Le lapin qui cacha la forêt

Le scandale concernant le syndicat Avenir lycéen reflète encore une fois la tendance de M Blanquer à maltraiter la réalité. Mais il reste très cohérent dans son œuvre de création de l'école de demain. L'œuvre d'une vie. Nous parlerons donc d'école, mais aussi de liberté, du mérite, des profits et des lapins.

Il est 19h58. M Blanquer est invité depuis 28 minutes déjà sur RTL. Sa première apparition depuis la deuxième salve des révélations concernant le "syndicat" Avenir lycéen. Je finis ma blanquette au moment où LA question est enfin posée. Mais on sait déjà, vu l'heure, qu'il n'y aura pas de relance. Qu'il s'agit donc simplement d'une fenêtre permettant un communiqué ministériel à prendre ou à laisser. Et on se le prend. Comme d'habitude, peu d'originalité dans le choix des arguments : Je dis la vérité et tous les autres, au mieux se trompent, au pire mentent éhontément. Ensuite le ministre n'a plus que le temps de conclure qu'il est content de la demi heure passée en compagnie des deux journalistes et ils se quittent, tous souriants. 

Ce petit épisode n'a absolument rien de surprenant. La tradition est respecté. Le ministre s'essuie les pieds sur le réel tout à sa tâche de moderniser l'école. Révélations des journalistes? "Beaucoup de sauce et peu de lapin". Manipulations des lycéens mineurs? C'est la France Insoumise. L'argent dépensé? J'ai commandité une enquête. L'enquête parlementaire réclamée par l'opposition? C'est bien, "j'aime les enquêtes"

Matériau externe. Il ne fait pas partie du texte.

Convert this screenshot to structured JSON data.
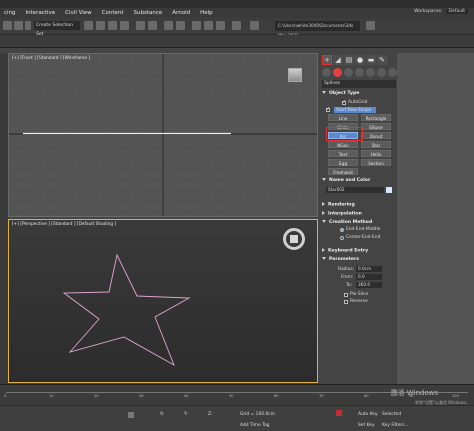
{
  "menu": {
    "items": [
      "cing",
      "Interactive",
      "Civil View",
      "Content",
      "Substance",
      "Arnold",
      "Help"
    ]
  },
  "workspaces": {
    "label": "Workspaces:",
    "value": "Default"
  },
  "toolbar": {
    "selection_set": "Create Selection Set",
    "path": "C:\\Users\\white3040\\Documents\\3ds Max 2021"
  },
  "viewports": {
    "front_label": "[+] [Front ] [Standard ] [Wireframe ]",
    "perspective_label": "[+] [Perspective ] [Standard ] [Default Shading ]"
  },
  "command_panel": {
    "category": "Splines",
    "object_type": {
      "title": "Object Type",
      "autogrid": "AutoGrid",
      "start_new_shape": "Start New Shape",
      "buttons": [
        "Line",
        "Rectangle",
        "Circle",
        "Ellipse",
        "Arc",
        "Donut",
        "NGon",
        "Star",
        "Text",
        "Helix",
        "Egg",
        "Section",
        "Freehand"
      ]
    },
    "name_color": {
      "title": "Name and Color",
      "name": "Star002"
    },
    "rendering": "Rendering",
    "interpolation": "Interpolation",
    "creation_method": {
      "title": "Creation Method",
      "opt1": "End-End-Middle",
      "opt2": "Center-End-End"
    },
    "keyboard_entry": "Keyboard Entry",
    "parameters": {
      "title": "Parameters",
      "radius_label": "Radius:",
      "radius": "0.0cm",
      "from_label": "From:",
      "from": "0.0",
      "to_label": "To:",
      "to": "360.0",
      "pie_slice": "Pie Slice",
      "reverse": "Reverse"
    }
  },
  "timeline": {
    "ticks": [
      "0",
      "10",
      "20",
      "30",
      "40",
      "50",
      "60",
      "70",
      "80",
      "90",
      "100"
    ]
  },
  "status": {
    "grid": "Grid = 100.0cm",
    "add_time_tag": "Add Time Tag",
    "auto_key": "Auto Key",
    "selected": "Selected",
    "set_key": "Set Key",
    "key_filters": "Key Filters..."
  },
  "watermark": {
    "line1": "激活 Windows",
    "line2": "转到\"设置\"以激活 Windows。"
  },
  "colors": {
    "accent": "#e03030",
    "active_button": "#5b89c9",
    "star_shape": "#e6a3d4",
    "viewport_border": "#e0b13a"
  },
  "icons": [
    "plus-icon",
    "modify-icon",
    "hierarchy-icon",
    "motion-icon",
    "display-icon",
    "utilities-icon",
    "navigation-gizmo-icon",
    "viewcube-icon"
  ]
}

Plutôt que de nous demander quel genre d'enquêtes il aime, s'il est plus Poirot que Holmes, chose qui pourra peut être intéresser des journalistes accrédités, demandons-nous où est la cohérence de M Blanquer. Une seule chose l'intéresse, c'est la transformation du métier enseignant et de l'école en général. Une école au service du capital. Depuis quelque temps je suis impressionné par sa façon d'arriver à placer ses messages pas si subliminaux que ça sur son projet. Son dada sont les fondamentaux et une école méritocratique, donc à plusieurs vitesses par définition. L'individualisation des parcours qui va de pair avec l'individualisation de la société. Avec des gagnants et des perdants. Des méritants et des gueux. Ces derniers étant seuls responsables de leur situation ils n'ont qu'à s'en prendre à eux-mêmes, leur manque de volonté, de talent ou de bonne famille.

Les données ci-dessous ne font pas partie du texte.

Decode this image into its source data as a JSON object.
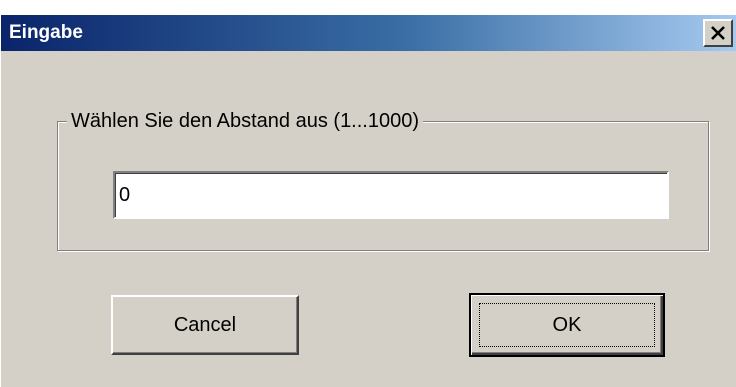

Ainsi, lors de conférence de presse sur la crise sanitaire du 12 novembre, il arrive à glisser, parmi les détails sur les mesures concernant le protocole sanitaire, que sa priorité c'est "lire, écrire, compter et respecter autrui". Point. Ce soir, sur RTL, il arrive à lier le sport aux activités périscolaires dans la même phrase. Moi, qui ai l'esprit mal placé, je ne peux m'empêcher d'y voir un retour prochain de son 2S2C 1, pas si enterré que ça. 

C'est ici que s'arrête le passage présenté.